Rust vs Python in the Dimensionality of Certainty

Posted on Aug 12, 2023

Choosing the right tool to do the job can be hard. Recently, the two programming languages that I have been using are Python and Rust. I believe that, with these two languages, I can solve a vast majority of the problems I wish to solve (especially if you throw some js/ts into the mix). Rust and Python are very different languages. Rust is compiled and Python is interpreted. Rust is statically typed and Python is dynamically typed. Rust is a system level programming language and Python is a high level programming language.

I would like to explain, when starting a new project, why I would choose one over the other. If we are talking performance, Rust wins by a long shot - end of discussion. However, I do think a discussion of just performance is missing the point. As a person that works at a startup, I think an interesting dimension to explore when choosing is technology is certainty (thanks to Theo for getting me to think about this dimension in the first place). In startup land, certainty can be considered how sure you are that you’re building the right solution or even if anyone will care to use your product at all. With low certainty, it’s better to optimize for speed to change. The graph below is a visual reference to my thinking on this topic. The x axis represents low to high certainty and the y represents low to high performance. We can define performance, for this discussion, as processing speed, memory usage, and safety or how likely something is to fail in production (I could have pulled safety into its own dimension but for simplicity sake I wanted to draw a 2D graph).

Graph of rust vs python

Starting in the bottom left, where certainty is low and performance is not as important, this quadrant is where I believe Python dominates. The ability to get something working fast is not rivaled by many languages. A quick script, a Jupyter notebook or even the REPL (Read-Eval-Print Loop). The iteration speed is superfast. Moving more towards the center of the graph, this is where I believe that well tested Python applications lay.

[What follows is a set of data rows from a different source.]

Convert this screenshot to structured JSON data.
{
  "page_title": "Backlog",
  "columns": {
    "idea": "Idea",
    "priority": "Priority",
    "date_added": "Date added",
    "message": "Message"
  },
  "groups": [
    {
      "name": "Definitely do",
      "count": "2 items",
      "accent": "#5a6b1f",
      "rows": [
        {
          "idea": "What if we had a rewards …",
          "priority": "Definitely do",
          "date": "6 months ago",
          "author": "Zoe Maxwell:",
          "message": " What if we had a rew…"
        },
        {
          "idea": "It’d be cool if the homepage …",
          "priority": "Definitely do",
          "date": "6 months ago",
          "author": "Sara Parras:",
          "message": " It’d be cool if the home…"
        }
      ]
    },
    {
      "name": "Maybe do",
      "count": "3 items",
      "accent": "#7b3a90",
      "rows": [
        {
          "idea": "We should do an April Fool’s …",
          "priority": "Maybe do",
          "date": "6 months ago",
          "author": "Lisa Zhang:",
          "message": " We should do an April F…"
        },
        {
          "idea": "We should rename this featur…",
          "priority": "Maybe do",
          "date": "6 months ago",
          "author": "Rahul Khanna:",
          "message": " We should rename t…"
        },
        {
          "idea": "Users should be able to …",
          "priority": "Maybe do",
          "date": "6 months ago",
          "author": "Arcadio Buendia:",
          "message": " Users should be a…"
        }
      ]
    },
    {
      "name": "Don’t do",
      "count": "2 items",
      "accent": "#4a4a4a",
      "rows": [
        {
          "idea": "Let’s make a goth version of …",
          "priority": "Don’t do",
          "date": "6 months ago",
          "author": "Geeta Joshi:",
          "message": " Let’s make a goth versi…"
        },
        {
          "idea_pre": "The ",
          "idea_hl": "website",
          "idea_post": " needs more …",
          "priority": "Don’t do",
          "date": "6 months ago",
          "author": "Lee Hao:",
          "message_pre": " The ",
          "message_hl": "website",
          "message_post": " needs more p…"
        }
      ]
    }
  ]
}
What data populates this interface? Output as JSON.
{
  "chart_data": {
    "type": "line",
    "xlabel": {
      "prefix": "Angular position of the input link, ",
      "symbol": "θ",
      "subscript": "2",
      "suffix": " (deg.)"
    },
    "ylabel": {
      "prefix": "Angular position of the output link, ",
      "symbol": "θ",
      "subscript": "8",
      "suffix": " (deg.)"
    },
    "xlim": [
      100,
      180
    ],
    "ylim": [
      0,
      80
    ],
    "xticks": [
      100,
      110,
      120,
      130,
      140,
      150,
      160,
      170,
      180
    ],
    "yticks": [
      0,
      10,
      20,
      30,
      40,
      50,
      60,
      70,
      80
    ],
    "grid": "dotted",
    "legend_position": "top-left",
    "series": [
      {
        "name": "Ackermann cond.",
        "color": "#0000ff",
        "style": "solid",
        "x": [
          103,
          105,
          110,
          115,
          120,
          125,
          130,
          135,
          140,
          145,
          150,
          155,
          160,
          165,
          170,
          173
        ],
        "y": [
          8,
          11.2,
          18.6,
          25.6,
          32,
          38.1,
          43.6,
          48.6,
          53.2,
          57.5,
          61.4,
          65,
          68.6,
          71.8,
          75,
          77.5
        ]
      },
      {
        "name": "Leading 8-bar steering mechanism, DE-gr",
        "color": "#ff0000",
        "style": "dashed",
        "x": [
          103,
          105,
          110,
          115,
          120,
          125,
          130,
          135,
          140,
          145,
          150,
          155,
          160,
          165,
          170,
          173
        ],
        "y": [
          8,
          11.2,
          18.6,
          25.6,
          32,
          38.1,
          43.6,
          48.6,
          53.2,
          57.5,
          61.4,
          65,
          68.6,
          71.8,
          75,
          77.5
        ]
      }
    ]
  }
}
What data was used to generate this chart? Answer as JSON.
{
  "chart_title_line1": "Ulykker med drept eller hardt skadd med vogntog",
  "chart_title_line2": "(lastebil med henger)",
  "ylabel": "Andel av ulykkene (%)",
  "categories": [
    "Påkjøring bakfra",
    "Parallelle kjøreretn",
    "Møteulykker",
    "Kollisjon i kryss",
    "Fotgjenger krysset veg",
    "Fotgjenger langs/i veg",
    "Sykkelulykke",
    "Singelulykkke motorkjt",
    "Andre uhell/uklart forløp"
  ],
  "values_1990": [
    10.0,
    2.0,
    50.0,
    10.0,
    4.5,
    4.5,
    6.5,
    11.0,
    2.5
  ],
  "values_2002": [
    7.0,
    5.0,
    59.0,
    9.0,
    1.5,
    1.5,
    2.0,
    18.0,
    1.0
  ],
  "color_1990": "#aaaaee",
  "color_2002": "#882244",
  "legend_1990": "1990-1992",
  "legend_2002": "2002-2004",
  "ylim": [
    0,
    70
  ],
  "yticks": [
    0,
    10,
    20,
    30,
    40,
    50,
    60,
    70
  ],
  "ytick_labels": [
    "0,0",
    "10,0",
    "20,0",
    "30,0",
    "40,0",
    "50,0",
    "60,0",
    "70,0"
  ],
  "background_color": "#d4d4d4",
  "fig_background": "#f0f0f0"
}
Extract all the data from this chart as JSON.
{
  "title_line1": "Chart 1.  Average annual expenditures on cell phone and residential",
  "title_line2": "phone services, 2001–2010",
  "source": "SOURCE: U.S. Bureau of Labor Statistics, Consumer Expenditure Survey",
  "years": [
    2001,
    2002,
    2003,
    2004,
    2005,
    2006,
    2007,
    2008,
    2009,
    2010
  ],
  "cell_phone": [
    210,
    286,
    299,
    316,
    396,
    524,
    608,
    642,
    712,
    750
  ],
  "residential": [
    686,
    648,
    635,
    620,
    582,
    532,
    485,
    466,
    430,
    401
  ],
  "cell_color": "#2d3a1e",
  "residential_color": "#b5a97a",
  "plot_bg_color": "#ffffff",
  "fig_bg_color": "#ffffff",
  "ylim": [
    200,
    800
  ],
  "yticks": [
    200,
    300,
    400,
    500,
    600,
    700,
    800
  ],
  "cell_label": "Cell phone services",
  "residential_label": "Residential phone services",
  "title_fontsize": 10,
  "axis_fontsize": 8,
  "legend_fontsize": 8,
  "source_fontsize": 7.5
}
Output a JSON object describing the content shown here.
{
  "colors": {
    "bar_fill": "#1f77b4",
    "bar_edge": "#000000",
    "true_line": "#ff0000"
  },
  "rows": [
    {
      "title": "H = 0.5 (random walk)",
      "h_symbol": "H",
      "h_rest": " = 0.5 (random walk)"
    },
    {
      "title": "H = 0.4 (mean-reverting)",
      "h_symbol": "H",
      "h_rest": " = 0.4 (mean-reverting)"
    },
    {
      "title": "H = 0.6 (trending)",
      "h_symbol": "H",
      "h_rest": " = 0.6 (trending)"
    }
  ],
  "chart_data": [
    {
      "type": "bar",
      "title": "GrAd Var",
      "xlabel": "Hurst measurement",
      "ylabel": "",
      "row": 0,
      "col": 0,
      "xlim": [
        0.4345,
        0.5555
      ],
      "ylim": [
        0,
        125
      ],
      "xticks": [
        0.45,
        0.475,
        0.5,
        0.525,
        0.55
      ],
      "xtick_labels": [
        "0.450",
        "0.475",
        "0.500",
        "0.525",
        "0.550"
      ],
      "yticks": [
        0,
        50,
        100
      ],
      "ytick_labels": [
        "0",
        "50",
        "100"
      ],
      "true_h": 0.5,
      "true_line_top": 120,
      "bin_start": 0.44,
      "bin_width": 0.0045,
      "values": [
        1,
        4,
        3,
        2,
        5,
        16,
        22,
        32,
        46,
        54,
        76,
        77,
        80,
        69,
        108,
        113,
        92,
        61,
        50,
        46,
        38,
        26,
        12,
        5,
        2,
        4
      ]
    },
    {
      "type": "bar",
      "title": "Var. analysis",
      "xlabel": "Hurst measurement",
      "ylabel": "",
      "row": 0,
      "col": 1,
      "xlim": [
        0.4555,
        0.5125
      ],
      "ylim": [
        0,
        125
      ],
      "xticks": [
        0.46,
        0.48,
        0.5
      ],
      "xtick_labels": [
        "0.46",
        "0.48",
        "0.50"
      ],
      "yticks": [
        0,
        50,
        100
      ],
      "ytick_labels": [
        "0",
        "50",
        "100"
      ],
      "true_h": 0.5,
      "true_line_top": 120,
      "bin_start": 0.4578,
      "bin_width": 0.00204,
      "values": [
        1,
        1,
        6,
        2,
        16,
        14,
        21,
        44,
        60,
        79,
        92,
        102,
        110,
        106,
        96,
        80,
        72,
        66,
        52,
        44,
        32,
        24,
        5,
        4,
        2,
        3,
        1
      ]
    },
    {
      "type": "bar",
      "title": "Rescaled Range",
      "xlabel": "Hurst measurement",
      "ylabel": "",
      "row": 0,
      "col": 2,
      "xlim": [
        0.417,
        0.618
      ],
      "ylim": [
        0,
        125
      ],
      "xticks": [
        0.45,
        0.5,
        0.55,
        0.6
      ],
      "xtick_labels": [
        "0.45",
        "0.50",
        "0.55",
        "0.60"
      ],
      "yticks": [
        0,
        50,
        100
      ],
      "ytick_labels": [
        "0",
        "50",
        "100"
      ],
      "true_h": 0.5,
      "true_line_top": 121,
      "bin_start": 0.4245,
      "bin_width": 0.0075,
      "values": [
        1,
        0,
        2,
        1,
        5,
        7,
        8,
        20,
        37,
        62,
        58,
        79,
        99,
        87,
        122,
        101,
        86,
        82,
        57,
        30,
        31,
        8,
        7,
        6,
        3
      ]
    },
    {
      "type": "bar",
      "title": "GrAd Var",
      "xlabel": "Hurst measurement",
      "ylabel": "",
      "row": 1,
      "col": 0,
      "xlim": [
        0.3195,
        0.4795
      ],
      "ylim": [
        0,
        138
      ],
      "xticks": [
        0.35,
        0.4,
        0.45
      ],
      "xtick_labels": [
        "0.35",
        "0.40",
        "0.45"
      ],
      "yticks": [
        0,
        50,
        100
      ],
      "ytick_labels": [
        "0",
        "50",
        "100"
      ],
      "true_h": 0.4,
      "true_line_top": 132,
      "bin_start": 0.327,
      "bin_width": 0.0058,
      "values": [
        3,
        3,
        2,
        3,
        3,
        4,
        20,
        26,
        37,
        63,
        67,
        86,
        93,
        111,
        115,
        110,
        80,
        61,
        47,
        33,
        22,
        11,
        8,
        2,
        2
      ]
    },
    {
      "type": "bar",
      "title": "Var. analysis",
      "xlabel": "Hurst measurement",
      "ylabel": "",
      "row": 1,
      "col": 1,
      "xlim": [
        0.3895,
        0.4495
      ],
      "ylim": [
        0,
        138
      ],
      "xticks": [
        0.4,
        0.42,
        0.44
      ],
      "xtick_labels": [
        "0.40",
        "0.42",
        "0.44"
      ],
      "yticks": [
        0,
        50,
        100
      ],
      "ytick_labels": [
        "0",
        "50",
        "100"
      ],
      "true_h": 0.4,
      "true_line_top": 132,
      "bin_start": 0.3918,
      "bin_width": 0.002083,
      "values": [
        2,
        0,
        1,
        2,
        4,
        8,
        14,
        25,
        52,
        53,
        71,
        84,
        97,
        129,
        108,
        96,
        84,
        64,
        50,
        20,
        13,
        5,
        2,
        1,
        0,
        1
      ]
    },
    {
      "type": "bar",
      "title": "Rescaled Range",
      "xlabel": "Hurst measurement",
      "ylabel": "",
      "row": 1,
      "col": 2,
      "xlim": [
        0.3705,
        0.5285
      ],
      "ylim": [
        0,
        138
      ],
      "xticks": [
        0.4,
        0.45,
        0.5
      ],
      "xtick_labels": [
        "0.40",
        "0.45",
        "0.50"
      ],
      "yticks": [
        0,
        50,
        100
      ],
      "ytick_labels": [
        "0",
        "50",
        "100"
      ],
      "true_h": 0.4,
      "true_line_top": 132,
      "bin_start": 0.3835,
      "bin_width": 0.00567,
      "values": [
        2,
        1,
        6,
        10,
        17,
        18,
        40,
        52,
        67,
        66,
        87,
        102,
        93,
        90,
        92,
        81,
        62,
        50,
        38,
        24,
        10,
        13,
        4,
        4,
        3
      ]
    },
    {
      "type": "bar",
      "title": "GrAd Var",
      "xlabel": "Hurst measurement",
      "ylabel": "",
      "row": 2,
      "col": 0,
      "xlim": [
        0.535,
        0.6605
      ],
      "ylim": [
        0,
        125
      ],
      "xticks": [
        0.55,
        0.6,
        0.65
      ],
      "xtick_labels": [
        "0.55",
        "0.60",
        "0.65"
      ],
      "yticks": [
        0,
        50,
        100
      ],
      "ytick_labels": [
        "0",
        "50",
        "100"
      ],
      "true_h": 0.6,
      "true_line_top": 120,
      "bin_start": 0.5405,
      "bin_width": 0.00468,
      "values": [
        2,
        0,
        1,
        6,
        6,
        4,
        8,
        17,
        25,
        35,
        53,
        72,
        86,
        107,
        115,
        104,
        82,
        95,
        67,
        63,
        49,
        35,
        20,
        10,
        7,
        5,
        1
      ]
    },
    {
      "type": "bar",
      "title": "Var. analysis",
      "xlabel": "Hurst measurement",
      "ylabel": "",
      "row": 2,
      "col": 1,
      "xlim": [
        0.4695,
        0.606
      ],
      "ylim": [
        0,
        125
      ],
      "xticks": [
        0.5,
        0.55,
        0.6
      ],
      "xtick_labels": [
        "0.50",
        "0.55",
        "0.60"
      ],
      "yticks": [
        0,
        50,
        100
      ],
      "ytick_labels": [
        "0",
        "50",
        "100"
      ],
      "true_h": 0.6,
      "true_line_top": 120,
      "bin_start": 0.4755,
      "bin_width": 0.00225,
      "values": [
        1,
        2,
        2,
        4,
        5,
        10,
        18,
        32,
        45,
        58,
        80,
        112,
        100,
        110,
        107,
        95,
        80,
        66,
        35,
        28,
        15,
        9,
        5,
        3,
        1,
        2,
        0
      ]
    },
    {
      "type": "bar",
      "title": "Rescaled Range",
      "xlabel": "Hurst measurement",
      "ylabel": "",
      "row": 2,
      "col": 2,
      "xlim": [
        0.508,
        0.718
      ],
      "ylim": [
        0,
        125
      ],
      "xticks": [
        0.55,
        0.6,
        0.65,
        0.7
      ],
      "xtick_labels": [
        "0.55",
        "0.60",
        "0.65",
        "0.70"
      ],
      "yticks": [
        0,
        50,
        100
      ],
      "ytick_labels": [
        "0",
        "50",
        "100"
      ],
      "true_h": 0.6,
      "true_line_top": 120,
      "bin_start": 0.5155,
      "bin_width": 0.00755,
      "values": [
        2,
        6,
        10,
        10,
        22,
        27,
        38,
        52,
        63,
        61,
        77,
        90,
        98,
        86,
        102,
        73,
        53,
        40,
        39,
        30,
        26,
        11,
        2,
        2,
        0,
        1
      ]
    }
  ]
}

On the opposite side of the spectrum is where certainty is high and performance is critical. This is where Rust dominates. Most of the time, you can get similar performance to C, with Rust. Rust also has safety guarantees due to the borrow checker and its use of errors as values. These factors make Rust one of the best choices for high performance requirements and high certainty. This is where highly scalable applications with already known requirements lay. For example, when planning to write some software that will live on our (my current employer’s) IoT cellular modem, we decided to go with Rust. We decided to go with Rust because of the limitation of the modem’s hardware (i.e., the need for performance). Also, when releasing software running on hardware that is pushed over the air, the certainty needs to be higher than some service deployed to AWS that can be rolled back in a matter of minutes.

In the bottom right of the graph, where certainty is high and performance is not critical, this is where things that should not fail lay. This is where type hinted Python and Rust, with its safety guarantees stated above, are best.

Where certainty and performance is critical in the top left corner of the graph, there are two best options, in my opinion. You can pull out performance critical parts of your application to Rust using PyO3 and still write most of the application in Python. Or you can use unwrap on most result and option types. Although I love the results and option types in Rust for prototypes or creating software fast, it can be verbose and tedious to handle properly. Using unwrap to only focus on the happy path can make building software in Rust a lot faster.